The Lions are not “Greatest Show on Turf” material, and they wouldn’t be no matter who was playing quarterback. But they do have the makings of a dangerous offense, one that should help reveal the real Goff.
Free agent addition DJ Chark gives the Lions the type of big downfield threat they lacked most of last season, and when rookie Jameson Williams is healthy the Lions will immediately have one of the most explosive players in the league.
Goff had the two best seasons of his career with the Los Angeles Rams in 2017-18, when he was a part of a historically dangerous offense. He had three capable receivers in Robert Woods, Brandin Cooks and a young Cooper Kupp, the NFL’s best running back in Todd Gurley, and he delivered back-to-back seasons with a passer rating above 100.

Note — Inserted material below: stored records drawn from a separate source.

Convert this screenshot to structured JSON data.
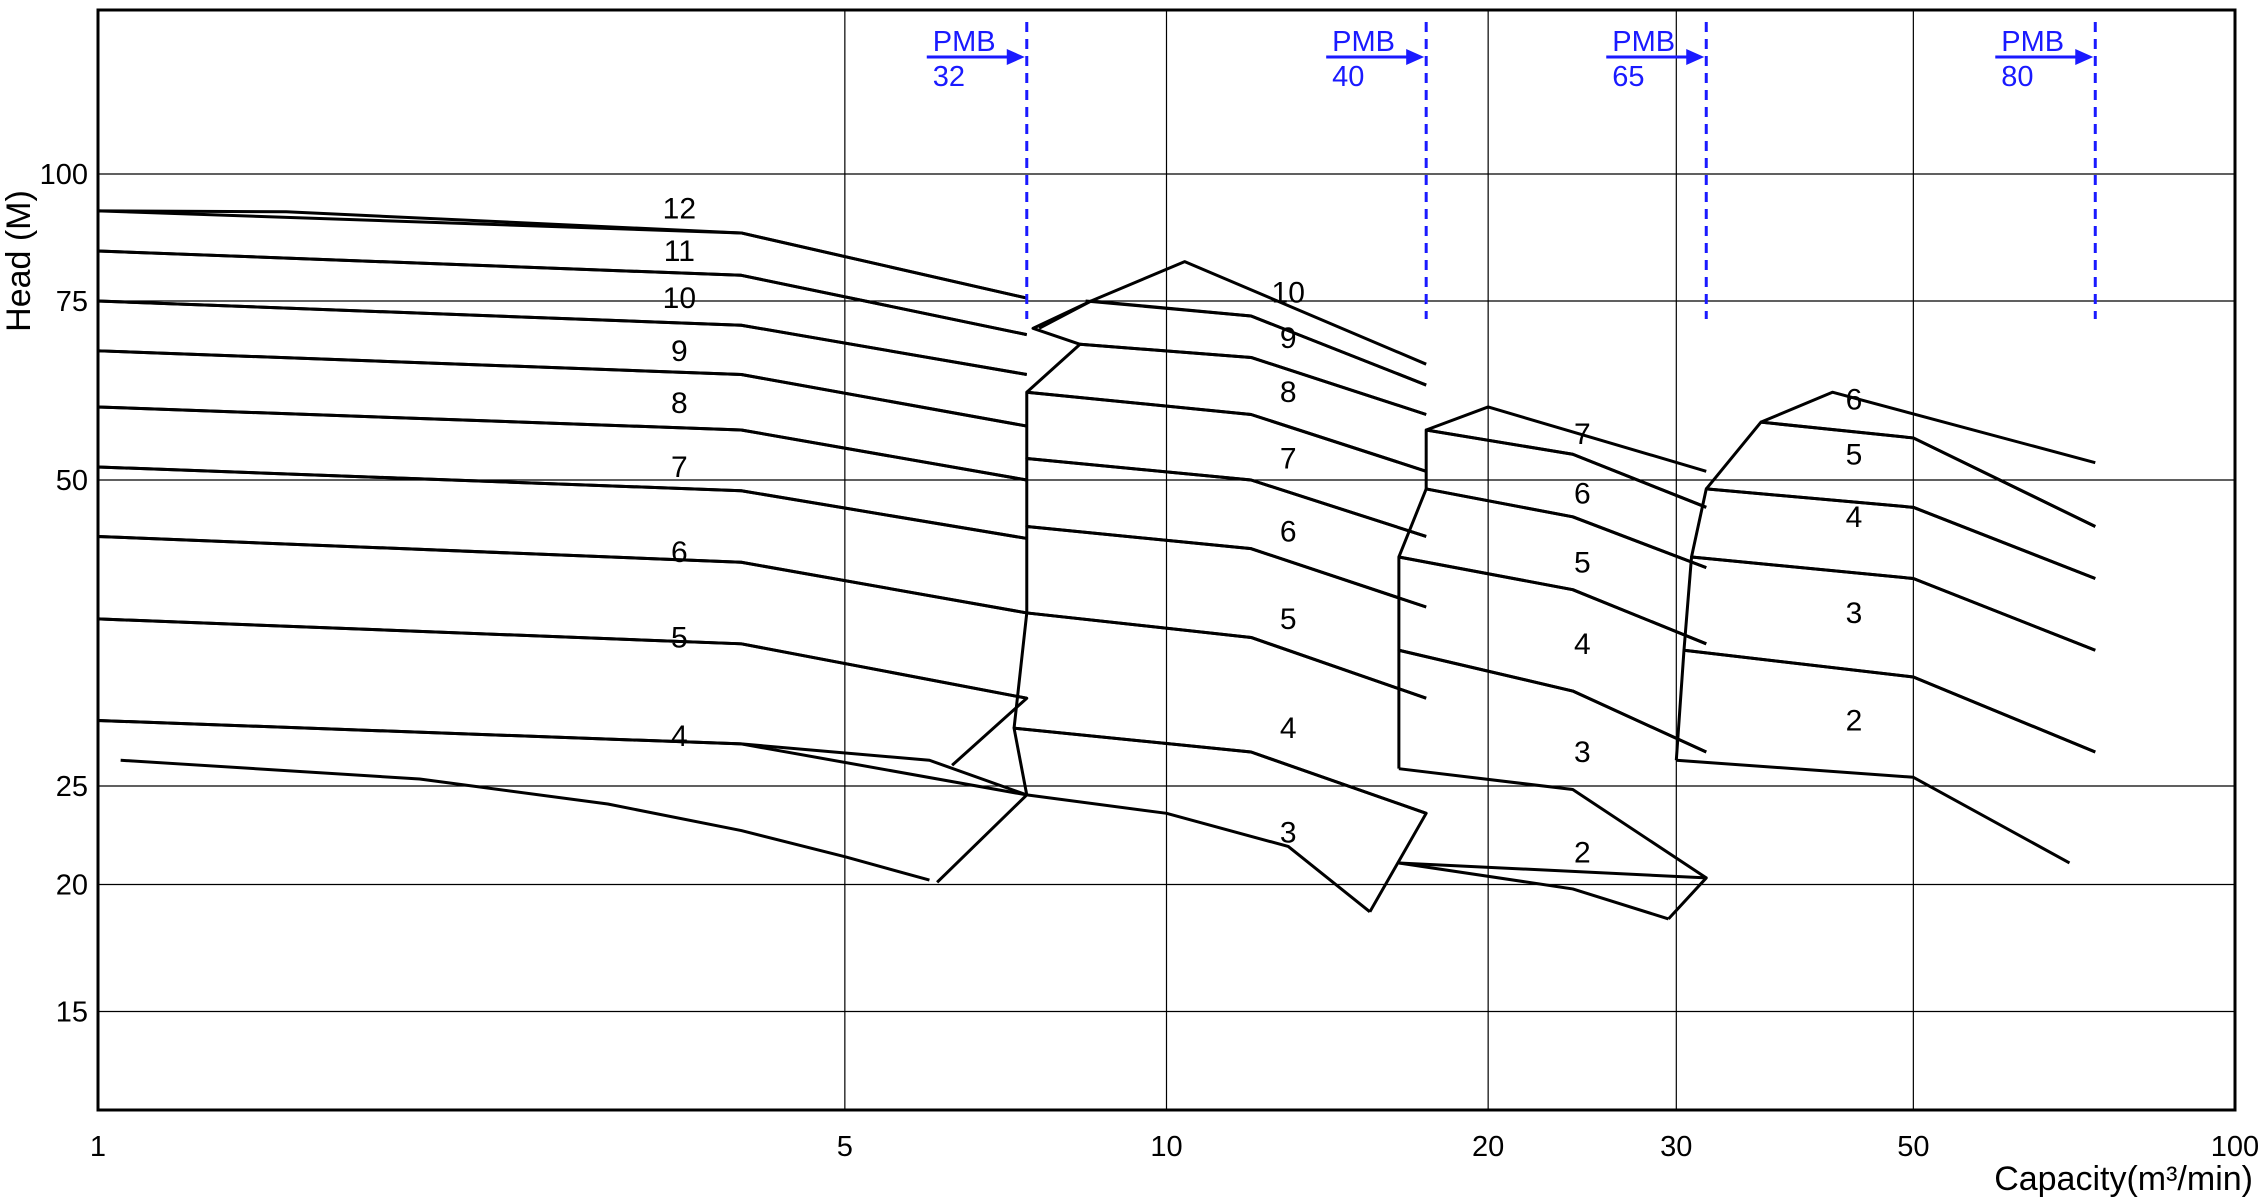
{
  "chart_data": {
    "type": "line",
    "title": "",
    "xlabel": "Capacity(m³/min)",
    "ylabel": "Head (M)",
    "x_scale": "log",
    "y_scale": "log",
    "xlim": [
      1,
      100
    ],
    "ylim": [
      12,
      145
    ],
    "x_ticks": [
      1,
      5,
      10,
      20,
      30,
      50,
      100
    ],
    "y_ticks": [
      15,
      20,
      25,
      50,
      75,
      100
    ],
    "grid": true,
    "accent_color": "#1a1aff",
    "limits": [
      {
        "label_top": "PMB",
        "label_bottom": "32",
        "x": 7.4
      },
      {
        "label_top": "PMB",
        "label_bottom": "40",
        "x": 17.5
      },
      {
        "label_top": "PMB",
        "label_bottom": "65",
        "x": 32
      },
      {
        "label_top": "PMB",
        "label_bottom": "80",
        "x": 74
      }
    ],
    "series": [
      {
        "group": "32",
        "stage": "4",
        "label_x": 3.5,
        "label_y": 28,
        "curve": [
          [
            1.05,
            26.5
          ],
          [
            2,
            25.4
          ],
          [
            3,
            24
          ],
          [
            4,
            22.6
          ],
          [
            5,
            21.3
          ],
          [
            6,
            20.2
          ]
        ],
        "band": [
          [
            1,
            26.5
          ],
          [
            1,
            29
          ],
          [
            4,
            27.5
          ],
          [
            6,
            26.5
          ],
          [
            7.4,
            24.5
          ],
          [
            6.1,
            20.1
          ]
        ]
      },
      {
        "group": "32",
        "stage": "5",
        "label_x": 3.5,
        "label_y": 35,
        "curve": [
          [
            1,
            29
          ],
          [
            4,
            27.5
          ],
          [
            7.4,
            24.5
          ]
        ],
        "band": [
          [
            1,
            29
          ],
          [
            1,
            36.5
          ],
          [
            4,
            34.5
          ],
          [
            7.4,
            30.5
          ],
          [
            6.3,
            26.2
          ]
        ]
      },
      {
        "group": "32",
        "stage": "6",
        "label_x": 3.5,
        "label_y": 42.5,
        "curve": [
          [
            1,
            36.5
          ],
          [
            4,
            34.5
          ],
          [
            7.4,
            30.5
          ]
        ],
        "band": [
          [
            1,
            36.5
          ],
          [
            1,
            44
          ],
          [
            4,
            41.5
          ],
          [
            7.4,
            37
          ]
        ]
      },
      {
        "group": "32",
        "stage": "7",
        "label_x": 3.5,
        "label_y": 51.5,
        "curve": [
          [
            1,
            44
          ],
          [
            4,
            41.5
          ],
          [
            7.4,
            37
          ]
        ],
        "band": [
          [
            1,
            44
          ],
          [
            1,
            51.5
          ],
          [
            4,
            48.8
          ],
          [
            7.4,
            43.8
          ]
        ]
      },
      {
        "group": "32",
        "stage": "8",
        "label_x": 3.5,
        "label_y": 59.5,
        "curve": [
          [
            1,
            51.5
          ],
          [
            4,
            48.8
          ],
          [
            7.4,
            43.8
          ]
        ],
        "band": [
          [
            1,
            51.5
          ],
          [
            1,
            59
          ],
          [
            4,
            56
          ],
          [
            7.4,
            50
          ]
        ]
      },
      {
        "group": "32",
        "stage": "9",
        "label_x": 3.5,
        "label_y": 67,
        "curve": [
          [
            1,
            59
          ],
          [
            4,
            56
          ],
          [
            7.4,
            50
          ]
        ],
        "band": [
          [
            1,
            59
          ],
          [
            1,
            67
          ],
          [
            4,
            63.5
          ],
          [
            7.4,
            56.5
          ]
        ]
      },
      {
        "group": "32",
        "stage": "10",
        "label_x": 3.5,
        "label_y": 75.5,
        "curve": [
          [
            1,
            67
          ],
          [
            4,
            63.5
          ],
          [
            7.4,
            56.5
          ]
        ],
        "band": [
          [
            1,
            67
          ],
          [
            1,
            75
          ],
          [
            4,
            71
          ],
          [
            7.4,
            63.5
          ]
        ]
      },
      {
        "group": "32",
        "stage": "11",
        "label_x": 3.5,
        "label_y": 84,
        "curve": [
          [
            1,
            75
          ],
          [
            4,
            71
          ],
          [
            7.4,
            63.5
          ]
        ],
        "band": [
          [
            1,
            75
          ],
          [
            1,
            84
          ],
          [
            4,
            79.5
          ],
          [
            7.4,
            69.5
          ]
        ]
      },
      {
        "group": "32",
        "stage": "12",
        "label_x": 3.5,
        "label_y": 92.5,
        "curve": [
          [
            1,
            84
          ],
          [
            4,
            79.5
          ],
          [
            7.4,
            69.5
          ]
        ],
        "band": [
          [
            1,
            84
          ],
          [
            1,
            92
          ],
          [
            4,
            87.5
          ],
          [
            7.4,
            75.5
          ]
        ]
      },
      {
        "group": "32",
        "stage": "12 top",
        "label_x": null,
        "label_y": null,
        "curve": [
          [
            1,
            92
          ],
          [
            1.5,
            91.8
          ],
          [
            4,
            87.5
          ],
          [
            7.4,
            75.5
          ]
        ],
        "band": []
      },
      {
        "group": "40",
        "stage": "3",
        "label_x": 13,
        "label_y": 22.5,
        "curve": [
          [
            7.4,
            24.5
          ],
          [
            10,
            23.5
          ],
          [
            13,
            21.8
          ],
          [
            15.5,
            18.8
          ]
        ],
        "band": [
          [
            7.4,
            24.5
          ],
          [
            7.2,
            28.5
          ],
          [
            12,
            27
          ],
          [
            17.5,
            23.5
          ],
          [
            15.5,
            18.8
          ]
        ]
      },
      {
        "group": "40",
        "stage": "4",
        "label_x": 13,
        "label_y": 28.5,
        "curve": [
          [
            7.2,
            28.5
          ],
          [
            12,
            27
          ],
          [
            17.5,
            23.5
          ]
        ],
        "band": [
          [
            7.2,
            28.5
          ],
          [
            7.4,
            37
          ],
          [
            12,
            35
          ],
          [
            17.5,
            30.5
          ]
        ]
      },
      {
        "group": "40",
        "stage": "5",
        "label_x": 13,
        "label_y": 36.5,
        "curve": [
          [
            7.4,
            37
          ],
          [
            12,
            35
          ],
          [
            17.5,
            30.5
          ]
        ],
        "band": [
          [
            7.4,
            37
          ],
          [
            7.4,
            45
          ],
          [
            12,
            42.8
          ],
          [
            17.5,
            37.5
          ]
        ]
      },
      {
        "group": "40",
        "stage": "6",
        "label_x": 13,
        "label_y": 44.5,
        "curve": [
          [
            7.4,
            45
          ],
          [
            12,
            42.8
          ],
          [
            17.5,
            37.5
          ]
        ],
        "band": [
          [
            7.4,
            45
          ],
          [
            7.4,
            52.5
          ],
          [
            12,
            50
          ],
          [
            17.5,
            44
          ]
        ]
      },
      {
        "group": "40",
        "stage": "7",
        "label_x": 13,
        "label_y": 52.5,
        "curve": [
          [
            7.4,
            52.5
          ],
          [
            12,
            50
          ],
          [
            17.5,
            44
          ]
        ],
        "band": [
          [
            7.4,
            52.5
          ],
          [
            7.4,
            61
          ],
          [
            12,
            58
          ],
          [
            17.5,
            51
          ]
        ]
      },
      {
        "group": "40",
        "stage": "8",
        "label_x": 13,
        "label_y": 61,
        "curve": [
          [
            7.4,
            61
          ],
          [
            12,
            58
          ],
          [
            17.5,
            51
          ]
        ],
        "band": [
          [
            7.4,
            61
          ],
          [
            8.3,
            68
          ],
          [
            12,
            66
          ],
          [
            17.5,
            58
          ]
        ]
      },
      {
        "group": "40",
        "stage": "9",
        "label_x": 13,
        "label_y": 69,
        "curve": [
          [
            8.3,
            68
          ],
          [
            12,
            66
          ],
          [
            17.5,
            58
          ]
        ],
        "band": [
          [
            8.3,
            68
          ],
          [
            7.5,
            70.5
          ],
          [
            8.5,
            75
          ],
          [
            12,
            72.5
          ],
          [
            17.5,
            62
          ]
        ]
      },
      {
        "group": "40",
        "stage": "10",
        "label_x": 13,
        "label_y": 76.5,
        "curve": [
          [
            8.4,
            75
          ],
          [
            12,
            72.5
          ],
          [
            17.5,
            62
          ]
        ],
        "band": [
          [
            7.6,
            70.5
          ],
          [
            8.5,
            75
          ],
          [
            10.4,
            82
          ],
          [
            17.5,
            65
          ]
        ]
      },
      {
        "group": "65",
        "stage": "2",
        "label_x": 24.5,
        "label_y": 21.5,
        "curve": [
          [
            16.5,
            21
          ],
          [
            24,
            19.8
          ],
          [
            29.5,
            18.5
          ]
        ],
        "band": [
          [
            16.5,
            21
          ],
          [
            32,
            20.3
          ],
          [
            29.5,
            18.5
          ]
        ]
      },
      {
        "group": "65",
        "stage": "3",
        "label_x": 24.5,
        "label_y": 27,
        "curve": [
          [
            16.5,
            26
          ],
          [
            24,
            24.8
          ],
          [
            32,
            20.3
          ]
        ],
        "band": [
          [
            16.5,
            26
          ],
          [
            16.5,
            34
          ],
          [
            24,
            31
          ],
          [
            32,
            27
          ]
        ]
      },
      {
        "group": "65",
        "stage": "4",
        "label_x": 24.5,
        "label_y": 34.5,
        "curve": [
          [
            16.5,
            34
          ],
          [
            24,
            31
          ],
          [
            32,
            27
          ]
        ],
        "band": [
          [
            16.5,
            34
          ],
          [
            16.5,
            42
          ],
          [
            24,
            39
          ],
          [
            32,
            34.5
          ]
        ]
      },
      {
        "group": "65",
        "stage": "5",
        "label_x": 24.5,
        "label_y": 41.5,
        "curve": [
          [
            16.5,
            42
          ],
          [
            24,
            39
          ],
          [
            32,
            34.5
          ]
        ],
        "band": [
          [
            16.5,
            42
          ],
          [
            17.5,
            49
          ],
          [
            24,
            46
          ],
          [
            32,
            41
          ]
        ]
      },
      {
        "group": "65",
        "stage": "6",
        "label_x": 24.5,
        "label_y": 48.5,
        "curve": [
          [
            17.5,
            49
          ],
          [
            24,
            46
          ],
          [
            32,
            41
          ]
        ],
        "band": [
          [
            17.5,
            49
          ],
          [
            17.5,
            56
          ],
          [
            24,
            53
          ],
          [
            32,
            47
          ]
        ]
      },
      {
        "group": "65",
        "stage": "7",
        "label_x": 24.5,
        "label_y": 55.5,
        "curve": [
          [
            17.5,
            56
          ],
          [
            24,
            53
          ],
          [
            32,
            47
          ]
        ],
        "band": [
          [
            17.5,
            56
          ],
          [
            20,
            59
          ],
          [
            32,
            51
          ]
        ]
      },
      {
        "group": "80",
        "stage": "2",
        "label_x": 44,
        "label_y": 29,
        "curve": [
          [
            30,
            26.5
          ],
          [
            50,
            25.5
          ],
          [
            70,
            21
          ]
        ],
        "band": [
          [
            30,
            26.5
          ],
          [
            30.5,
            34
          ],
          [
            50,
            32
          ],
          [
            74,
            27
          ]
        ]
      },
      {
        "group": "80",
        "stage": "3",
        "label_x": 44,
        "label_y": 37,
        "curve": [
          [
            30.5,
            34
          ],
          [
            50,
            32
          ],
          [
            74,
            27
          ]
        ],
        "band": [
          [
            30.5,
            34
          ],
          [
            31,
            42
          ],
          [
            50,
            40
          ],
          [
            74,
            34
          ]
        ]
      },
      {
        "group": "80",
        "stage": "4",
        "label_x": 44,
        "label_y": 46,
        "curve": [
          [
            31,
            42
          ],
          [
            50,
            40
          ],
          [
            74,
            34
          ]
        ],
        "band": [
          [
            31,
            42
          ],
          [
            32,
            49
          ],
          [
            50,
            47
          ],
          [
            74,
            40
          ]
        ]
      },
      {
        "group": "80",
        "stage": "5",
        "label_x": 44,
        "label_y": 53,
        "curve": [
          [
            32,
            49
          ],
          [
            50,
            47
          ],
          [
            74,
            40
          ]
        ],
        "band": [
          [
            32,
            49
          ],
          [
            36,
            57
          ],
          [
            50,
            55
          ],
          [
            74,
            45
          ]
        ]
      },
      {
        "group": "80",
        "stage": "6",
        "label_x": 44,
        "label_y": 60,
        "curve": [
          [
            36,
            57
          ],
          [
            50,
            55
          ],
          [
            74,
            45
          ]
        ],
        "band": [
          [
            36,
            57
          ],
          [
            42,
            61
          ],
          [
            74,
            52
          ]
        ]
      }
    ],
    "annotations": [
      "PMB 32",
      "PMB 40",
      "PMB 65",
      "PMB 80"
    ]
  }
}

As Goff’s play slipped during his final years in L.A., after injuries destroyed Gurley’s career, the perception around the league was that he was being propped up by the talent around him, both on offense and on the sideline by Rams head coach Sean McVay.
Goff did little to change that narrative last year, when the Rams won the Super Bowl with Matthew Stafford at quarterback and Goff was apprehensive to throw downfield, which is why Goff resides near the bottom of quarterback rankings everywhere now.
Chris Simms of NBC Sports puts Goff at No. 30 on his 40-player list, behind the likes of Tua Tagovailoa, Marcus Mariota and Mitchell Trubisky.
Mike Tannenbaum, Campbell’s former boss with the Miami Dolphins, puts Goff in the same tier as Tagovailoa, Carson Wentz and second-year Houston Texans quarterback Davis Mills. While not a straight ranking, Tannenbaum describes the group as players “you can win with if the situation around them is ideal. … It is unlikely to see flashes of greatness from these players, but at their best, they will keep their teams in the game.”
And Pro Football Focus ranks Goff below the San Francisco 49ers’ Jimmy Garoppolo, a projected backup this fall, in a tier of four players it describes as being “propped up by scheme.”
None of those rankings seem inappropriate, though all are fluid and 12 months from now will have undergone significant change.
The Lions seem poised to take a step forward this fall, though how big a step will depend on Goff’s play.
If he thrives like he did in the second half of last season — when he trusted his weapons and his coaches to put him in the right plays — Goff has a chance to reclaim his standing as an upper-tier QB (as PFF ranked him going into the 2019 season). If he struggles and proves his critics right, well, at least the Lions will have a ready-made offense for whoever they find to replace him.
That’s the risk-reward of the Lions’ plan.
With only a handful of true difference makers at the position, the Lions have eschewed small gains and big swings at quarterback in favor of bulking up the rest of their roster. They are giving Goff the chance to prove he’s more than the game manager most peg him as now, and will reap lottery-like rewards if that’s the case, while trying to maintain enough flexibility to quickly move on if that’s what the future warrants.
I don’t imagine Campbell or Holmes would quibble much with the rankings, were truth serum running through their veins. And with Organized Team Activities underway this week and training camp on the not-too-distant horizon, there’s no need to quibble at all.
Soon enough, the only thing that will matter is what happens on the field.